The most likely diagnosis in this vignette is tuberous sclerosis. Children with tuberous sclerosis are at an increased risk of developing cortical hamartomas, retinal hamartomas, cardiac rhabdomyomas, and renal angiomyolipomas.

In this infant with a history of recent infantile spasm and skin findings of hypopigmented macules, a neurocutaneous syndrome should be suspected. Cutaneous manifestations of tuberous sclerosis include hypopigmented macules (ash leaf spots) that are best visualized under ultraviolet light as seen in this case, angiofibromas (adenoma sebaceum), and patches of leathery thickening (shagreen patches). Tuberous sclerosis is an autosomal dominant neurocutaneous disorder that occurs due to a mutation in either TSC1 (encoding hamartin) or TSC2 (encoding tuberin). Mutations in TSC1 or TSC2 predispose children to the development of cortical hamartomas which eventually lead to CNS symptoms. Patients with tuberous sclerosis are also at an increased risk of developing retinal hamartomas, cardiac rhabdomyomas, and renal angiomyolipomas. Cardiac rhabdomyomas are the most common cardiac tumors in children and their presentation can range from fetal demise to signs of outflow obstruction to an incidental finding.

Figure A demonstrates the characteristic appearance of an ash leaf spot in a patient with tuberous sclerosis. These spots are hypopigmented macules that may appear anywhere on the body and are caused by decreased levels of melanin in the skin. They are often best visualized under a Wood's lamp (ultraviolet light).

Incorrect Answers:
Answer 1: Pilocytic astrocytoma is a benign CNS tumor composed of astrocytes.
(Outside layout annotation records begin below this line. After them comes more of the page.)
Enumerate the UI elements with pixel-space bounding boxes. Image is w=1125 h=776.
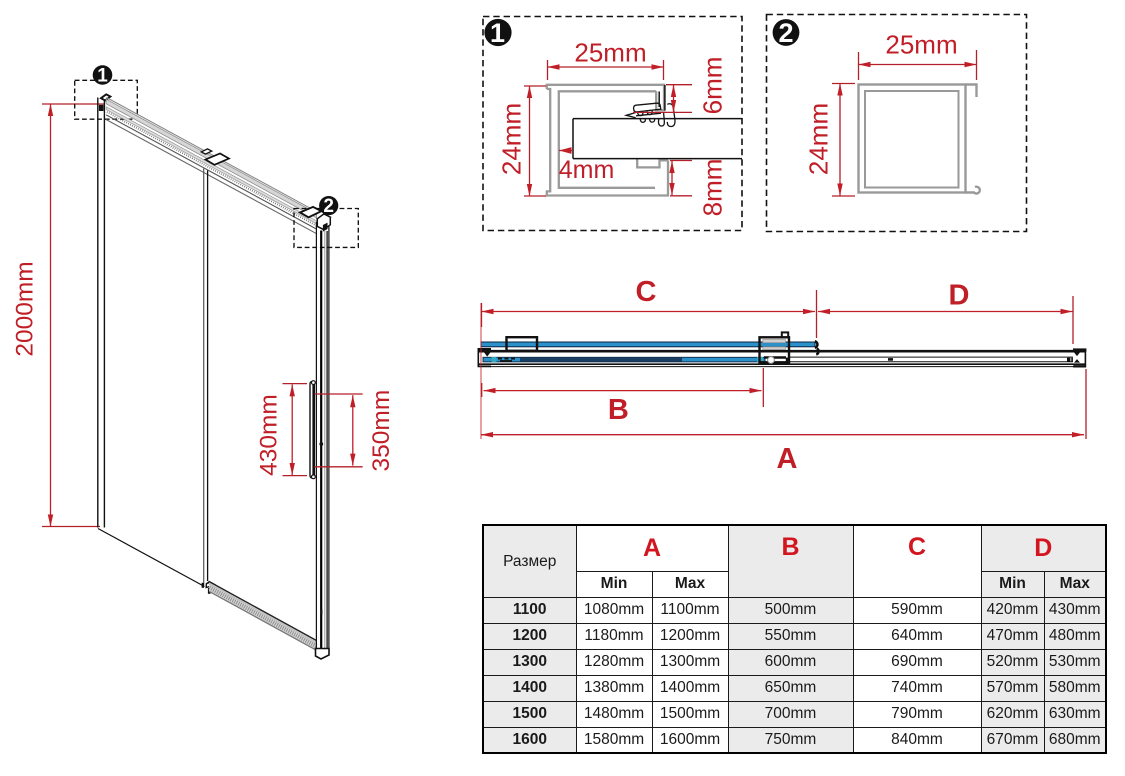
svg-text:24mm: 24mm [497, 103, 527, 175]
svg-text:C: C [636, 276, 657, 308]
svg-text:8mm: 8mm [698, 159, 728, 217]
svg-text:2: 2 [778, 18, 793, 48]
svg-text:430mm: 430mm [255, 394, 282, 476]
svg-text:24mm: 24mm [803, 103, 833, 175]
svg-text:25mm: 25mm [885, 30, 957, 60]
svg-text:4mm: 4mm [559, 156, 615, 184]
svg-text:350mm: 350mm [368, 390, 395, 472]
svg-text:A: A [777, 443, 798, 475]
svg-text:25mm: 25mm [574, 38, 646, 68]
svg-text:D: D [949, 280, 970, 312]
svg-text:2000mm: 2000mm [12, 261, 39, 356]
svg-text:1: 1 [97, 66, 108, 87]
svg-text:6mm: 6mm [698, 57, 728, 115]
svg-text:B: B [608, 394, 629, 426]
svg-text:1: 1 [490, 18, 505, 48]
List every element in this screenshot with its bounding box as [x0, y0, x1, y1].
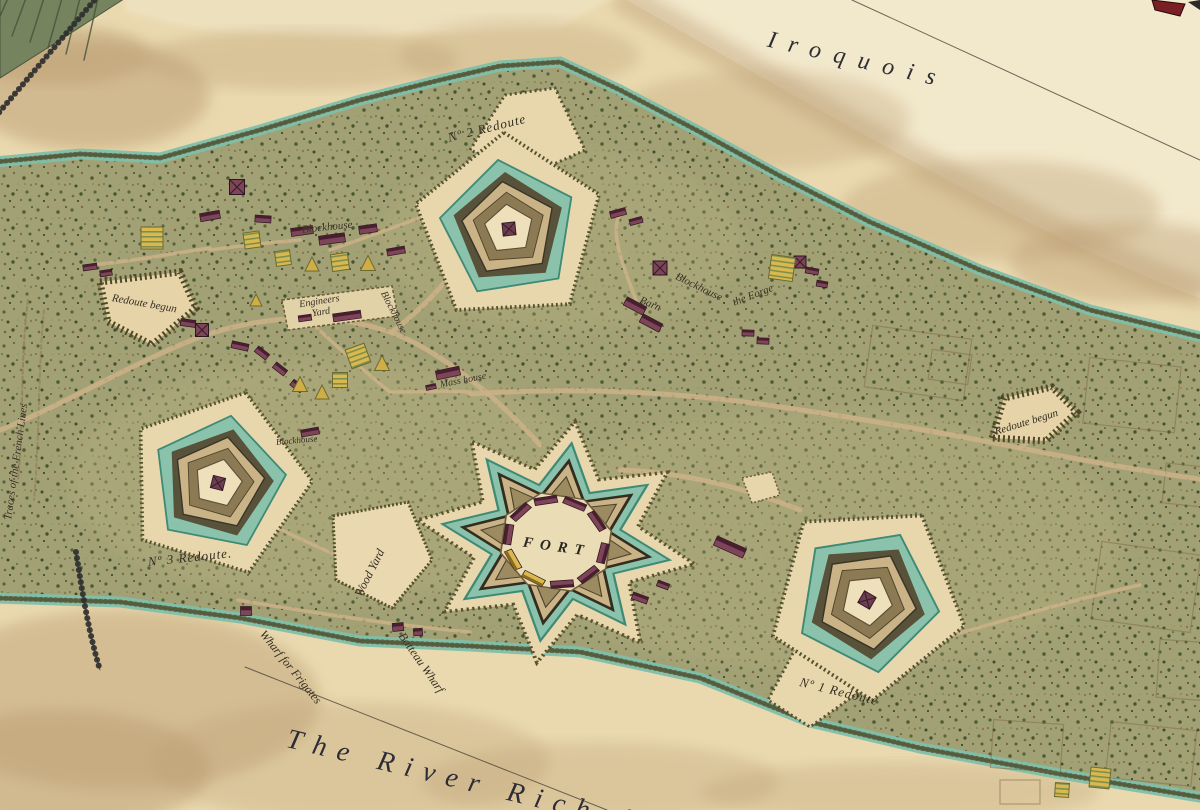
map-canvas: Iroquois The River Richelieu FORT Nº 2 R… [0, 0, 1200, 810]
map-artwork [0, 0, 1200, 810]
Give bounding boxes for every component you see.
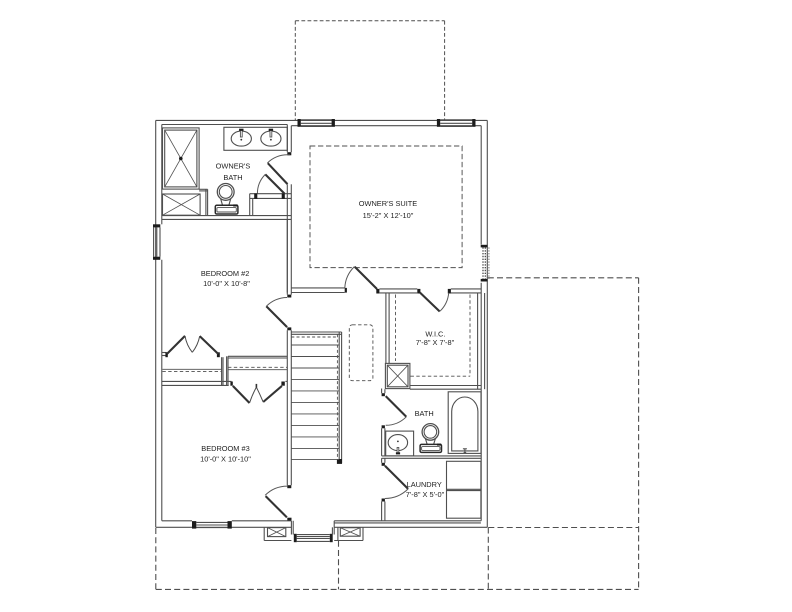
svg-text:OWNER'S SUITE: OWNER'S SUITE [359, 199, 418, 208]
svg-text:15'-2" X 12'-10": 15'-2" X 12'-10" [363, 211, 414, 220]
svg-text:7'-8" X 5'-0": 7'-8" X 5'-0" [406, 490, 445, 499]
svg-text:W.I.C.: W.I.C. [425, 329, 445, 338]
svg-text:10'-0" X 10'-8": 10'-0" X 10'-8" [203, 279, 250, 288]
svg-text:LAUNDRY: LAUNDRY [407, 480, 442, 489]
svg-text:BEDROOM #2: BEDROOM #2 [201, 269, 249, 278]
svg-text:10'-0" X 10'-10": 10'-0" X 10'-10" [200, 455, 251, 464]
svg-text:7'-8" X 7'-8": 7'-8" X 7'-8" [416, 338, 455, 347]
svg-text:OWNER'S: OWNER'S [216, 162, 251, 171]
svg-text:BEDROOM #3: BEDROOM #3 [201, 444, 249, 453]
svg-text:BATH: BATH [415, 409, 434, 418]
svg-text:BATH: BATH [223, 173, 242, 182]
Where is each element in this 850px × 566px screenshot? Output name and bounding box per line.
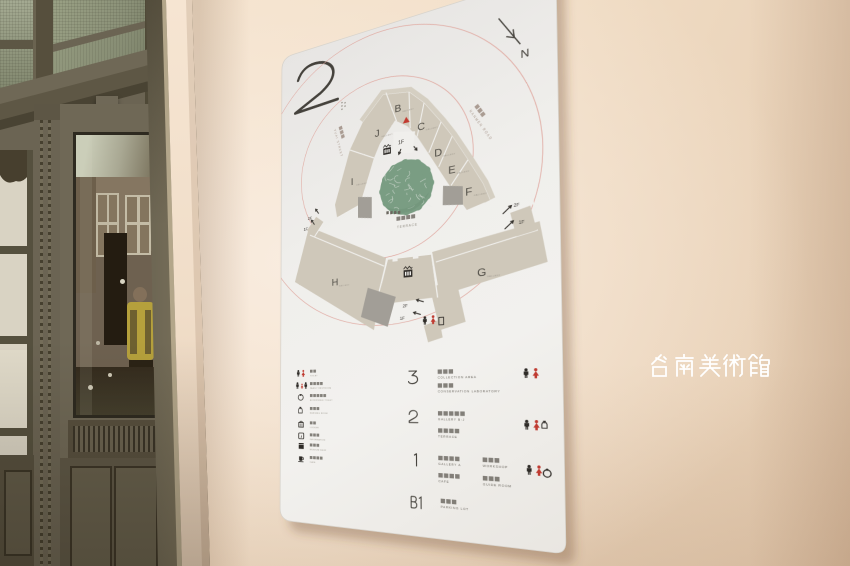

It is the most common childhood primary brain tumor and primarily occurs in children between 8 and 13 years old.

Answer 3: Medulloblastoma is a malignant tumor arising from the medulla. It can present with hydrocephalus if the tumor blocks outflow through the fourth ventricle just inferior to the medulla.

Answer 4: Nephroblastoma, also known as Wilms’ tumor, is the most common type of kidney cancer in children. Children with Wilms tumor-aniridia-genitourinary malformation-retardation (WAGR) syndrome and Denys-Drash syndrome are at an increased risk of developing nephroblastoma.

Answer 5: Hepatoblastoma is a rare malignant tumor arising from the liver. It is the most common form of liver cancer in children and primarily occurs in children between infancy and five years of age. Children with Beckwith-Wiedemann syndrome and familial adenomatous polyposis are at an increased risk of developing hepatoblastoma.

Bullet Summary:
Cardiac rhabdomyomas are the most common cardiac tumor in children and their presentation depends on the degree of obstruction of cardiac valves or chambers. Children with tuberous sclerosis are at an increased risk of developing cardiac rhabdomyomas.